В капкан попал соболь, но нескладно, головой под пружину. Проще было разобрать капкан в избушке, и Коля полез в карман – там с деревни болтались пассатижки. Достав, узнал: Пашкины. И прежде всех соображений стрельнуло низовое, практическое – отдавать не надо. И тут же сморщился: че говорю – жизнь отнял, жену – почти, а тут пассатижи – смотри-ка, прибавка!
И от этой несоизмеримости – будто током прошило: – Ведь, значит, простил! Значит, есть! От дур-рак! Лежал бы с простреленными ляжками. Значит, есть Он, есть, есть! – и все никак не мог успокоиться: так стремительно сложилось и выстроилось в неслучайное все казавшееся случайным.
Сучка облаила глухаря. Он сидел в небольшой кривой кедре, вверху, где выгнутые ветви образовывали растрепанную чашу, и водил матово-черной шеей над крупными кистями хвои. Голова плоско переходила в клюв, снизу отвисала бородка.
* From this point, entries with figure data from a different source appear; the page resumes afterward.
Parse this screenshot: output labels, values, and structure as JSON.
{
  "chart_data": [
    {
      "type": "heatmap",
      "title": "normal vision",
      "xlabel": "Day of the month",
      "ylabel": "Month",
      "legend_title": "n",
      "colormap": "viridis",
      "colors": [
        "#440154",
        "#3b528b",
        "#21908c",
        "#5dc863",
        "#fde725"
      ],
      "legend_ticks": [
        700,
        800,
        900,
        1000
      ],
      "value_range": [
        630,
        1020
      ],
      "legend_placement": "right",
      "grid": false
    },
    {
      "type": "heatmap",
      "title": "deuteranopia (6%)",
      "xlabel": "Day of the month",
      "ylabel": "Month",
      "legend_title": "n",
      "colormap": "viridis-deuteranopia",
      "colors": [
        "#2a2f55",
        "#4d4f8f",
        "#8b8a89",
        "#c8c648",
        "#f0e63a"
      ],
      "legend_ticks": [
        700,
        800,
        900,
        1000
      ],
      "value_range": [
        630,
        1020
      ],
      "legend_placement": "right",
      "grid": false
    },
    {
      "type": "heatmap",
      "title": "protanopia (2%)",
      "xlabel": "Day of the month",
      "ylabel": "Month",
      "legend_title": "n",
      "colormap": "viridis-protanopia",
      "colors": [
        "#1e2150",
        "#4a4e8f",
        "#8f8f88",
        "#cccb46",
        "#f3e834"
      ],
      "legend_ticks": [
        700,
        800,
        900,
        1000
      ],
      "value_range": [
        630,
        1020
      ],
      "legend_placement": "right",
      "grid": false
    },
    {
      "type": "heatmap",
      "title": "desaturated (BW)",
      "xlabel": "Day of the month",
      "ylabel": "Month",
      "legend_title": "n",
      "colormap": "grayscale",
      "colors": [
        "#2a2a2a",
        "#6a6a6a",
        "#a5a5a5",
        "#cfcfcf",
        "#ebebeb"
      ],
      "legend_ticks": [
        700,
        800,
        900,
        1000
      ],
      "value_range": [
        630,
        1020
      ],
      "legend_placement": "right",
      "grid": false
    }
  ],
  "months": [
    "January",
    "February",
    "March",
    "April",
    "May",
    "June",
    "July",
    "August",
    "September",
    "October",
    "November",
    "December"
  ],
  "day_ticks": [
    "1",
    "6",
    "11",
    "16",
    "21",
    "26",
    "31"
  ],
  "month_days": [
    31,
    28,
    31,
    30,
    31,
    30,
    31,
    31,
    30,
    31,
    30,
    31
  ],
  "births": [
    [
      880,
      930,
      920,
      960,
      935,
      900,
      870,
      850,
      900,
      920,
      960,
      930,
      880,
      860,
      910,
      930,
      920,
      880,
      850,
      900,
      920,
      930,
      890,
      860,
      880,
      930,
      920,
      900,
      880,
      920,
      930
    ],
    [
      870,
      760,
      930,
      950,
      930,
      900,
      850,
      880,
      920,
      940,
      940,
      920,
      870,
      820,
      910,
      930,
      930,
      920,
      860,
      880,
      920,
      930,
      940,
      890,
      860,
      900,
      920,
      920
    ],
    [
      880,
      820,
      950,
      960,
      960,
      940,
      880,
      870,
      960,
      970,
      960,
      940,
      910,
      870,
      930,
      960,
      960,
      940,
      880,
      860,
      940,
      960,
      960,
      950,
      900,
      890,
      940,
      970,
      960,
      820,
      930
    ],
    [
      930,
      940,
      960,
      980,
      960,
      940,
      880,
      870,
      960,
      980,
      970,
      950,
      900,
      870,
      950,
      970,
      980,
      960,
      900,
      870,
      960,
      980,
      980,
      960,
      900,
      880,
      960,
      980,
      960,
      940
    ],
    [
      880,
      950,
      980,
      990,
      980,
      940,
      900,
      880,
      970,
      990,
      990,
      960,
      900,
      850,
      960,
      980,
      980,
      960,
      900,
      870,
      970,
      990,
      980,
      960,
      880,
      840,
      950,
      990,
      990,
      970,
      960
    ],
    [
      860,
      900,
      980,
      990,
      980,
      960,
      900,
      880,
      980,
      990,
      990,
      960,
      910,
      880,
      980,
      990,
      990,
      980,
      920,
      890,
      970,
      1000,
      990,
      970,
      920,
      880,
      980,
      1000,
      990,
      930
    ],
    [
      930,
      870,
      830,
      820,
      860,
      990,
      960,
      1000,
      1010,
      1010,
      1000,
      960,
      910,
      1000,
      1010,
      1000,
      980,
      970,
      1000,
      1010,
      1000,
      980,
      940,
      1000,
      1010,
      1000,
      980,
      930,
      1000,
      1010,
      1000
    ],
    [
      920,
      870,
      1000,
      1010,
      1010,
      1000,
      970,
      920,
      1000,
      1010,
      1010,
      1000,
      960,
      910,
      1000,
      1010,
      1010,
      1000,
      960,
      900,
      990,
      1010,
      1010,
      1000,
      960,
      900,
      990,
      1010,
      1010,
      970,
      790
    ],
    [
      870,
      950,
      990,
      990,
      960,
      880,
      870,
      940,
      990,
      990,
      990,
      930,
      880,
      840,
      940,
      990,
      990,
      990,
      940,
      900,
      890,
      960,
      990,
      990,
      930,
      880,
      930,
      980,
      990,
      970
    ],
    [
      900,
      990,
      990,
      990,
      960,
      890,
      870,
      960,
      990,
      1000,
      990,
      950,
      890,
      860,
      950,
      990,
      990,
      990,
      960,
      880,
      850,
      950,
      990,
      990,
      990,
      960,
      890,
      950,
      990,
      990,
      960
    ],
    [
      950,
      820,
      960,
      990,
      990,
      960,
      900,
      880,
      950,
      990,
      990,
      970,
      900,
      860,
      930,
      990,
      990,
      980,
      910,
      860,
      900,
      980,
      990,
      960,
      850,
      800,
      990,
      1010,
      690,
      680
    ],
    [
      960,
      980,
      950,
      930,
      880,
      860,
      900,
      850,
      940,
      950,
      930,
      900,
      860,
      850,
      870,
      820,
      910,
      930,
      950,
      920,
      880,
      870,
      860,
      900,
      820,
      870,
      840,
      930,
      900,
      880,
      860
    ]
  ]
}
Коля приложился из тозовки, но затвор замерз и давал осечку за осечкой. Коля отошел в сторону, отодрал от лопнутой березы кусок коры – с краю береста была грубой, а дальше делилась на нежные розоватые полоски. Она загорелась, чадя и скручиваясь. Прогрев над ней затвор, Коля убил глухаря. Тот упал камнем и лежал, растопырив крыло, пока его свирепо трепала сучка.
Избушка казалось вся пропитана Пашиным присутствием, стояла недомытая чашка – так домой торопился, суп в кастрюле. Запись в тетрадке: «22 декабря. Ушел на Гикке. Сверху прошла росомаха. Подруга, ты затомила, быть тебе у меня на пялке».
Все у избушки было засыпано, будто облито снегом. Затопив, Коля вышел с ведром на реку, глянул вдаль: желтое небо, плоские серые облака, плоская сопка, торосы в наплывах снега, белый лес. Раскопал, продолбил последнюю наледь – топор, как воском, взялся ледком, набрал кружкой воды. Сопя, поднимался с обмороженным, облепленным снегом ведром, широченные камусные лыжи пружинисто прогибались, с мягким скрипом вминая еще податливую лыжню. В избушке, жуя промороженную древесину, трещала печка-полубочка, на нарах – ведро с крупным крошевом льда, в углу – грубо наколотые, изваленные в снегу дрова. На печке таз для Мухи, там тоже вода со льдышками, сухая горка комбикорма. Коля достал с лабаза и порубил рыбину, кинул в таз морозные кругляши, медленно и с силой перемешал. Оттаял топорик – мокро засинело лезвие. Коля заправил лампы, солярка во фляге была густая, как кисель, сыто наполненные бачки мгновенно стали обжигающе-ледяными. Вечером сходил, принес еще пару чурок. Вышла тонкая, заваленная на спину, луна, на реке белели торосы. Светилось будто игрушечное окно с лампами, горели звезды и медленно летела из трубы искра. И вспомнилось Бынино «будто его держало» – раньше эти слова раздражали своей расхожестью, соблазнительностью, а теперь казалось, и впрямь: не пускала, упругой силой держала Пашу за сердце чистая таежная жизнь, а он все не слушал ее, продирался сквозь тугой морозный воздух, бросая по пути лишнее…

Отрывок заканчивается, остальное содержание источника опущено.